With the bizarrely boring spectacle of the 2012 closing ceremonies still on my mind, some closing thoughts of my own:

Baseball and softball were both eliminated from this year’s summer games. Did you miss them? Me either. And how cool was it to watch South Africa’s Oscar Pistorius running on carbon blade legs alongside other world-class athletes? I don’t understand, however, why all the commentators kept comparing him to his “able bodied” competitors. Mr. Pistorius seems mightily abled to me.

All total, there were 10,500 athletes from 204 countries in these Summer Olympics. Watching the opening ceremony, I wanted an atlas nearby to see where some of these countries are on the map. I mean, Benin? Burkina Faso? Kiribat? They made those up, right?

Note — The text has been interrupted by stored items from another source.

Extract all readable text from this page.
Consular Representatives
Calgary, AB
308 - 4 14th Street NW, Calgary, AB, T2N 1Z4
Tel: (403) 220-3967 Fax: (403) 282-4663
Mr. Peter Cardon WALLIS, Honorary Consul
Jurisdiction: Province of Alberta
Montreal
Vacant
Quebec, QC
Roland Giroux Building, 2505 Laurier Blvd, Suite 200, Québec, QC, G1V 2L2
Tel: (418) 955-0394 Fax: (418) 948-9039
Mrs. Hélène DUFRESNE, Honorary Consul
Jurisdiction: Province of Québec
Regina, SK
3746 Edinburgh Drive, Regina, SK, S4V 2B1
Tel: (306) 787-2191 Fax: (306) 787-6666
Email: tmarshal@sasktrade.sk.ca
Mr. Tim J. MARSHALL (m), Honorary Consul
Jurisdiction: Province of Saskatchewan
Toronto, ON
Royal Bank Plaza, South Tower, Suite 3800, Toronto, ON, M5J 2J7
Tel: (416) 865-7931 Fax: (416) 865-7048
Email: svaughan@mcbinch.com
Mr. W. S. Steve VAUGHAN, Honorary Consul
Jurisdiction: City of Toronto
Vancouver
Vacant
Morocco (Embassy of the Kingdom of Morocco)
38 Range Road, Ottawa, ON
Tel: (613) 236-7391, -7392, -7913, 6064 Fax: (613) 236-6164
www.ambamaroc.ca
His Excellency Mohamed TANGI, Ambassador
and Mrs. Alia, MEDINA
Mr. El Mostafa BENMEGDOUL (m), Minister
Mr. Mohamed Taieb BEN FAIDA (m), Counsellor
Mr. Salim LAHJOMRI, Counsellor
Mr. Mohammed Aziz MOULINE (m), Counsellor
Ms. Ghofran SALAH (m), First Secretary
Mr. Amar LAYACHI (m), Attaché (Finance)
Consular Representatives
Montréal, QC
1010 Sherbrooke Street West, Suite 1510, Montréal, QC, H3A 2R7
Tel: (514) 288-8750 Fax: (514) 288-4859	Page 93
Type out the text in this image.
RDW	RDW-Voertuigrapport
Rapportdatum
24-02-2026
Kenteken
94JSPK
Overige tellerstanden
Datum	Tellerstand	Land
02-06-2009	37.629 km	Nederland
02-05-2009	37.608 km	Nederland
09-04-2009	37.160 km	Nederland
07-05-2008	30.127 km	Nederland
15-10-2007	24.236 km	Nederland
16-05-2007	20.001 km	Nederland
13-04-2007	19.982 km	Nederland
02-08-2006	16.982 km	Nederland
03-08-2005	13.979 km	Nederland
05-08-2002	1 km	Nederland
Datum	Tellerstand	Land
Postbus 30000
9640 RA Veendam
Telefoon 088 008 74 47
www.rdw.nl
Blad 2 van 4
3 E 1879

On the other hand, I had no trouble recognizing where a whopping 128 members of Team USA came from – right here in California. In fact, I read somewhere that if California had entered its own Olympic team, the Golden State would have had a larger presence at the London Games than Mexico, Turkey, Switzerland and many other countries. Maybe next Olympics we could have a smaller “California” flag for in the opening ceremony? Probably not.

Speaking of that weird opening ceremony, the producers could have saluted the British National Health Service without the thousands of dancing nurses, patients and hospital beds and simply wheeled out a humongous set of British teeth. Ta da!!: the nation’s health system in one image. I thought the closing ceremonies were just dull and uninspired, until NBC cut them short for a preview of their new show, Animal Practice, which showed me what truly dull and uninspired looks like.

Watching the Games these past two weeks, I did have a few questions. Like, can swimmers sweat in the pool? And, if the women beach volleyball players have to wear barely-there-bikinis, why don’t the men have to wear Speedos? (On second thought, never mind. Men’s diving was already difficult enough to watch for reasons I won’t go into. Then again, NBC’s “splash-o-meter” was kinda cool.)

But back to beach volleyball; being held outdoors and all, the popular competition saw its share of classically bad British weather. From pouring rain and soggy sand, to sand that was so cold one of our Team USA women needed a medical time-out due to loss of feeling in her toes. So here’s a thought: why not hold events that can be affected by bad weather indoors and move things like swimming outdoors? I mean, what swimmer is going to be upset if it rains? Just wondering.

Watching both the men’s and women’s runners as they stood waiting to start their respective races reminded me of the way frighteningly powerful dragsters vibrate with pent up speed as they wait in the staging area for the green light. The sprinters seem to quiver with the same barely restrained energy just waiting to be unleashed. Impressive. Like the phenomenal Usain Bolt. Who may be the fastest man alive, but certainly not the most humble. Just sayin’.

Not necessarily impressive but kinda funny were the slow-motion replays of the runners’ faces as they ran towards the camera. You don’t realize how elastic the human face is until you see it in super-slo-mo under great exertion.

One last Olympic thought; I’m certainly glad that us mere mortals don’t have that bright yellow line constantly moving out in front of us to show how close or far away we are to breaking records with our performance. That dang line would always be several Zip codes away from me. I’ll see you ‘round town.